I don't take a lot of taxis, but I admit that when I do hop in a cab, speed and convenience are my motivation, not my carbon footprint. So I perked up while walking through downtown San Francisco this week when a Green Cab zipped by, sporting a spiffy green-and-white paint job and a checkered logo.
The company was founded in 2007 by eight veteran cabbies who were tired of getting pathetically low gas mileage in their company-issued cars. Green Cab is still a small outfit but the hybrids comprising the worker-owned company's modest fleet get 40-plus miles to the gallon.
"The gas savings could put a lot more in your pocket," Green Cab co-founder Mark Gruberg told the San Francisco Chronicle. "There are two principles we feel most strongly about—having a driver-run company and having an environmentally responsible company. It seems like this is really coming together at the right moment."

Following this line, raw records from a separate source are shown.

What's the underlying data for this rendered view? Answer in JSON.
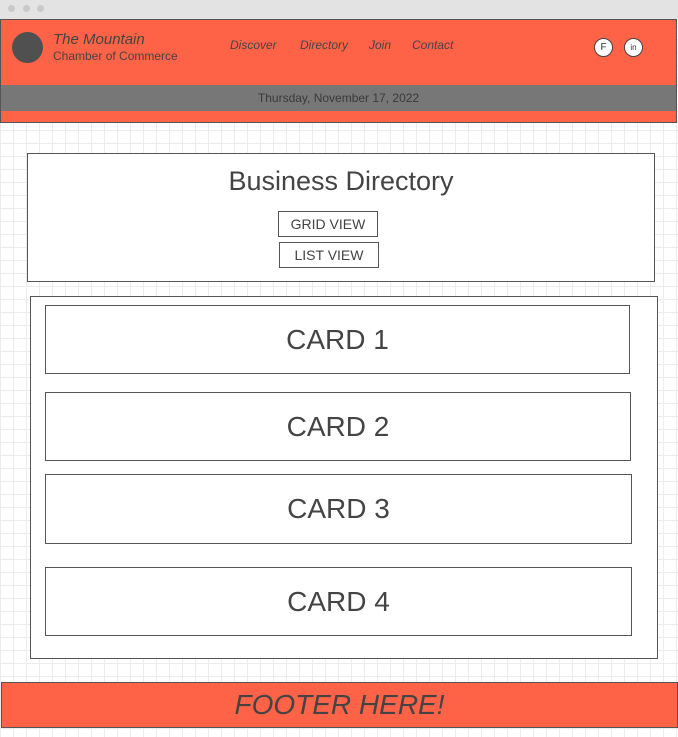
{
  "header": {
    "brand_line1": "The Mountain",
    "brand_line2": "Chamber of Commerce",
    "nav": [
      "Discover",
      "Directory",
      "Join",
      "Contact"
    ],
    "social": [
      "F",
      "in"
    ],
    "date": "Thursday, November 17, 2022"
  },
  "directory": {
    "title": "Business Directory",
    "grid_view_label": "GRID VIEW",
    "list_view_label": "LIST VIEW"
  },
  "cards": [
    "CARD 1",
    "CARD 2",
    "CARD 3",
    "CARD 4"
  ],
  "footer": {
    "text": "FOOTER HERE!"
  },
  "colors": {
    "accent": "#ff6347",
    "date_bar": "#777777",
    "logo": "#505050"
  }
}
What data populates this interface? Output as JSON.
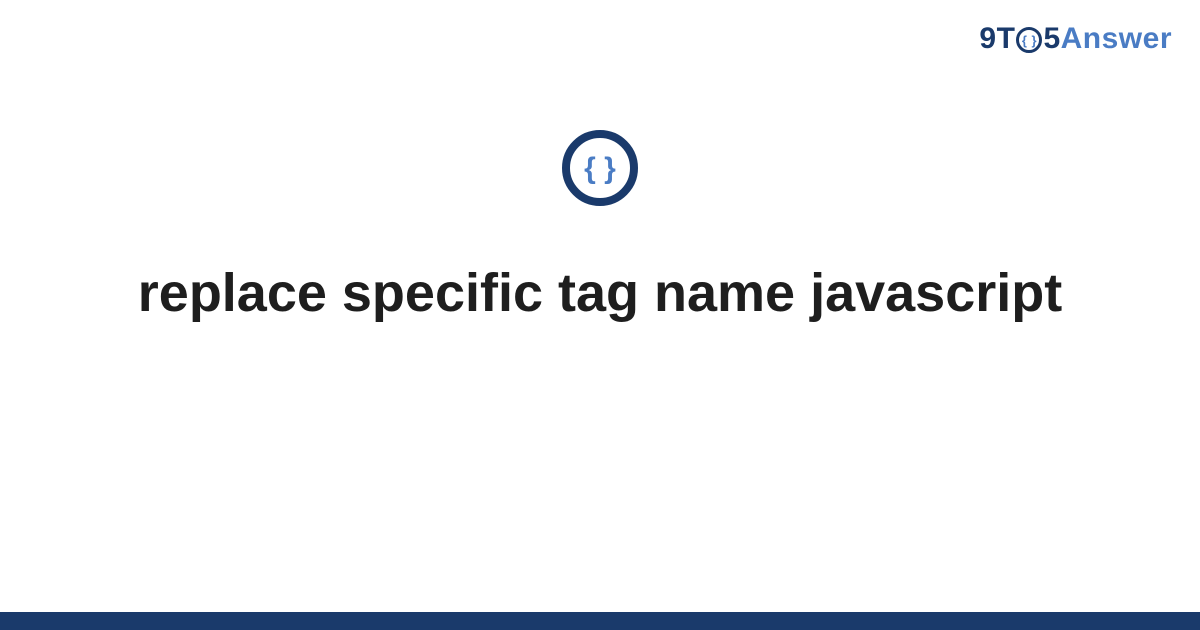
{
  "brand": {
    "prefix": "9T",
    "knob_glyph": "{ }",
    "mid": "5",
    "suffix": "Answer"
  },
  "icon": {
    "name": "code-braces-icon",
    "ring_color": "#1a3a6b",
    "glyph_color": "#4a7cc4"
  },
  "title": "replace specific tag name javascript",
  "colors": {
    "brand_dark": "#1a3a6b",
    "brand_light": "#4a7cc4",
    "text": "#1e1e1e",
    "bar": "#1a3a6b"
  }
}
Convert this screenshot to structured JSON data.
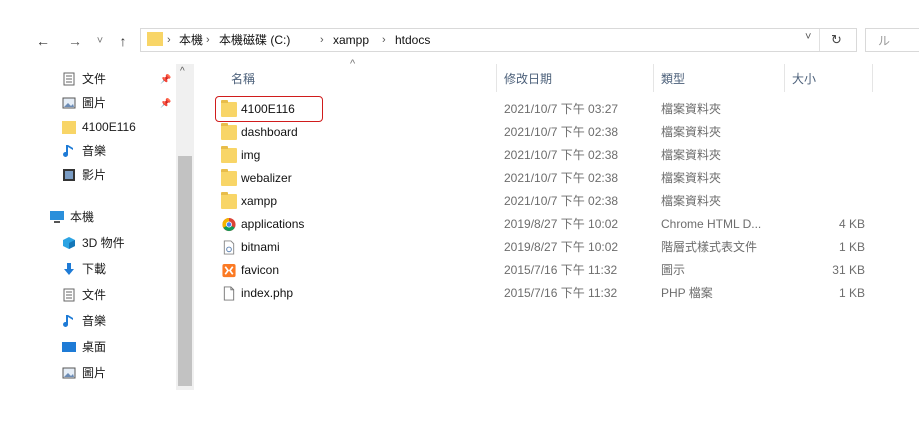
{
  "nav": {
    "back_glyph": "←",
    "forward_glyph": "→",
    "recent_glyph": "˅",
    "up_glyph": "↑",
    "dropdown_glyph": "˅",
    "refresh_glyph": "↻",
    "search_glyph": "ル"
  },
  "breadcrumb": [
    "本機",
    "本機磁碟 (C:)",
    "xampp",
    "htdocs"
  ],
  "breadcrumb_sep": "›",
  "sidebar": {
    "items": [
      {
        "label": "文件",
        "icon": "document-icon",
        "pinned": true
      },
      {
        "label": "圖片",
        "icon": "pictures-icon",
        "pinned": true
      },
      {
        "label": "4100E116",
        "icon": "folder-icon",
        "pinned": false
      },
      {
        "label": "音樂",
        "icon": "music-icon",
        "pinned": false
      },
      {
        "label": "影片",
        "icon": "video-icon",
        "pinned": false
      },
      {
        "label": "本機",
        "icon": "computer-icon",
        "pinned": false
      },
      {
        "label": "3D 物件",
        "icon": "3d-objects-icon",
        "pinned": false
      },
      {
        "label": "下載",
        "icon": "download-icon",
        "pinned": false
      },
      {
        "label": "文件",
        "icon": "document-icon",
        "pinned": false
      },
      {
        "label": "音樂",
        "icon": "music-icon",
        "pinned": false
      },
      {
        "label": "桌面",
        "icon": "desktop-icon",
        "pinned": false
      },
      {
        "label": "圖片",
        "icon": "pictures-icon",
        "pinned": false
      }
    ],
    "pin_glyph": "📌"
  },
  "columns": {
    "name": "名稱",
    "date": "修改日期",
    "type": "類型",
    "size": "大小",
    "sort_glyph": "^"
  },
  "files": [
    {
      "name": "4100E116",
      "date": "2021/10/7 下午 03:27",
      "type": "檔案資料夾",
      "size": "",
      "icon": "folder-icon"
    },
    {
      "name": "dashboard",
      "date": "2021/10/7 下午 02:38",
      "type": "檔案資料夾",
      "size": "",
      "icon": "folder-icon"
    },
    {
      "name": "img",
      "date": "2021/10/7 下午 02:38",
      "type": "檔案資料夾",
      "size": "",
      "icon": "folder-icon"
    },
    {
      "name": "webalizer",
      "date": "2021/10/7 下午 02:38",
      "type": "檔案資料夾",
      "size": "",
      "icon": "folder-icon"
    },
    {
      "name": "xampp",
      "date": "2021/10/7 下午 02:38",
      "type": "檔案資料夾",
      "size": "",
      "icon": "folder-icon"
    },
    {
      "name": "applications",
      "date": "2019/8/27 下午 10:02",
      "type": "Chrome HTML D...",
      "size": "4 KB",
      "icon": "chrome-icon"
    },
    {
      "name": "bitnami",
      "date": "2019/8/27 下午 10:02",
      "type": "階層式樣式表文件",
      "size": "1 KB",
      "icon": "css-file-icon"
    },
    {
      "name": "favicon",
      "date": "2015/7/16 下午 11:32",
      "type": "圖示",
      "size": "31 KB",
      "icon": "xampp-icon"
    },
    {
      "name": "index.php",
      "date": "2015/7/16 下午 11:32",
      "type": "PHP 檔案",
      "size": "1 KB",
      "icon": "blank-file-icon"
    }
  ],
  "colors": {
    "highlight": "#d01c1c",
    "folder": "#f8d567",
    "header_text": "#4c607a"
  }
}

San Francisco, Seattle, and New York have all been pursuing measures to green their taxi fleets, such as requiring that taxi companies purchase only alternative-fuel, hybrid, or high-mileage vehicles when replacing retired cabs. Chicago and Boston have also announced plans to green their fleets in the near future. Every three years, San Francisco's entire fleet of cabs—which numbered 1,350 when Green Cab was founded—turns over.
According to the Cleantech Venture Network, North America's nearly 200,000 taxis drive about 10 times more than regular passenger cars. Switching to hybrids will save cab drivers an average $1,200 to $1,500 per month on fuel. Cleantech has launched an initiative to convert taxis to hybrids, which could save $50 billion in fuel costs over a decade.
A little web surfing reveals that green cab companies are sprouting like spring wildflowers. Los Angeles, Portland, Chicago, Dallas, and Detroit all have green taxi companies, as do many smaller cities like Burlington, Vt., Arlington, Va., and Charleston, S.C. Google "green cab," plus the name of your city, to find out whether there's an environmentally friendly taxi outfit where you live or are traveling to.